| dc.description.abstract | Choosing the most appropriate components to compose a specific process for a project and ensuring the
consistency of this are not trivial tasks, requiring great knowledge and involvement of a process engineer. This
work aims to elaborate a semiautomatic approach for generating adapted and consistent software processes that
aims to prevent identified and prioritized risks for a project. From the selection mechanisms, defined through
adaptation criteria, and classification, using prioritization methods, the software process components most
appropriate to the development process are selected. In this work, risks related to Requirements Management are
used as adaptation criteria, since many projects fail due to problems related to this area in software projects.

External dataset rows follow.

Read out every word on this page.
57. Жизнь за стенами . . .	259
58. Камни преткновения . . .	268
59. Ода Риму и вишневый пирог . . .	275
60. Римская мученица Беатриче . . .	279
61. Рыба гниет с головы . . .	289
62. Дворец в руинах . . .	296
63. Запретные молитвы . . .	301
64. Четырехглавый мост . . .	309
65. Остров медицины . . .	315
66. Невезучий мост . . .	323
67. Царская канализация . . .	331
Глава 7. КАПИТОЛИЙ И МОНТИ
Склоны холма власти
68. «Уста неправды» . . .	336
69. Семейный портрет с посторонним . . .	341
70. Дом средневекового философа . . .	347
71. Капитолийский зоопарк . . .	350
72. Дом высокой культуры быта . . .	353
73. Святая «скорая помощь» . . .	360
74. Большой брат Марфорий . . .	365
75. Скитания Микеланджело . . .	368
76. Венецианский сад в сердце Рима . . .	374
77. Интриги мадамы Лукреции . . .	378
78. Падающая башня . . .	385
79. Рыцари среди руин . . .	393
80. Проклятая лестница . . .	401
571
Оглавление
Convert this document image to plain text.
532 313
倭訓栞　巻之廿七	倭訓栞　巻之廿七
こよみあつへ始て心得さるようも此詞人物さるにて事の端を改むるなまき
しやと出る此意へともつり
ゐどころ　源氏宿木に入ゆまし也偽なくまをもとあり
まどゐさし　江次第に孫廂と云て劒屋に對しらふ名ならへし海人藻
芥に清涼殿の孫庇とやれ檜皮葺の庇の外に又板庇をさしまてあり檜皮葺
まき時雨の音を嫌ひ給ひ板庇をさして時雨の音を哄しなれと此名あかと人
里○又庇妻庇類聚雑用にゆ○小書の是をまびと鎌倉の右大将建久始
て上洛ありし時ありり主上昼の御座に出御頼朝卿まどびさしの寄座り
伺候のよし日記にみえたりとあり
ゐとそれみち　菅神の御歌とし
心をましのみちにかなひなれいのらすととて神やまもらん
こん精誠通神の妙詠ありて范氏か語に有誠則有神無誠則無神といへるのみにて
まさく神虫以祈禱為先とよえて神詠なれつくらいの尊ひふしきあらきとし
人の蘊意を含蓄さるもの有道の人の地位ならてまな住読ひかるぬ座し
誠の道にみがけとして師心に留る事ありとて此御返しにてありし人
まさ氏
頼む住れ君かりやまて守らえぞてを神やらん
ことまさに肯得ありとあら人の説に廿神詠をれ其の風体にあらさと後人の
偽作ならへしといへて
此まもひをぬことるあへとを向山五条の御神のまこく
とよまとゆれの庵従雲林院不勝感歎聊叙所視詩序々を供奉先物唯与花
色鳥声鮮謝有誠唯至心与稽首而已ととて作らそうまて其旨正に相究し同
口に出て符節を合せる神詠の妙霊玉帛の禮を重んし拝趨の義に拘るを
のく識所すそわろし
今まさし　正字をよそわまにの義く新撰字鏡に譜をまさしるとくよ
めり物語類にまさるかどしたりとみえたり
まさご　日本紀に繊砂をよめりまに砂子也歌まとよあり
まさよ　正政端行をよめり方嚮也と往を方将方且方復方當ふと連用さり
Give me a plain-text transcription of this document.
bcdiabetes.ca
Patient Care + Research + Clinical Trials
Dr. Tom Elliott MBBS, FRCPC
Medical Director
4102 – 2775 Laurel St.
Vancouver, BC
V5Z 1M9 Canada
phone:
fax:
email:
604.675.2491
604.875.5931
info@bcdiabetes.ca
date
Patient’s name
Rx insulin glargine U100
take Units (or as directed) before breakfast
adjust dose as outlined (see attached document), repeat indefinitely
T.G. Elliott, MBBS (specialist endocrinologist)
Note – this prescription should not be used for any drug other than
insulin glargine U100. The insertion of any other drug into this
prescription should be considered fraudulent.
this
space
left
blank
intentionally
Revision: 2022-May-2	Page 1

Some common requirements risks in software projects are: requirements that do not reflect actual user needs,
changes in requirements during development, difficulty in finding a common agreement between developers and
users, incomplete and / or inconsistent requirements. These difficulties lead to rework, delays in the schedule,
high costs and, mainly, the dissatisfaction of customers and users of the software. The proposed approach
generates software processes that incorporate activities that aim to prevent risks of prioritized requirements for
the project. For this, the activities of the requirements area were surveyed, in which models of representation,
called feature models, were elaborated, which represent rules and lead to the selection of activities more
appropriate to the process. The main results of this work are: elaboration of feature model for requirements
activities, association of risks to activities that aim to prevent them, development of consistency rules for process
validation and automation in the creation of a software process. All of these components were inserted, validated
and implemented in a support tool to exemplify the use of the approach. This tool is being developed in the
research group in Software Engineering (PEnSO) of the Federal University of Santa Maria. In the end, the
proposed approach was validated through the construction of a test scenario to demonstrate the operation of the
approach, and the results expressed for a scenario of software process development were analyzed. However, the
approach has been shown to be effective and consistent in the presented result. | |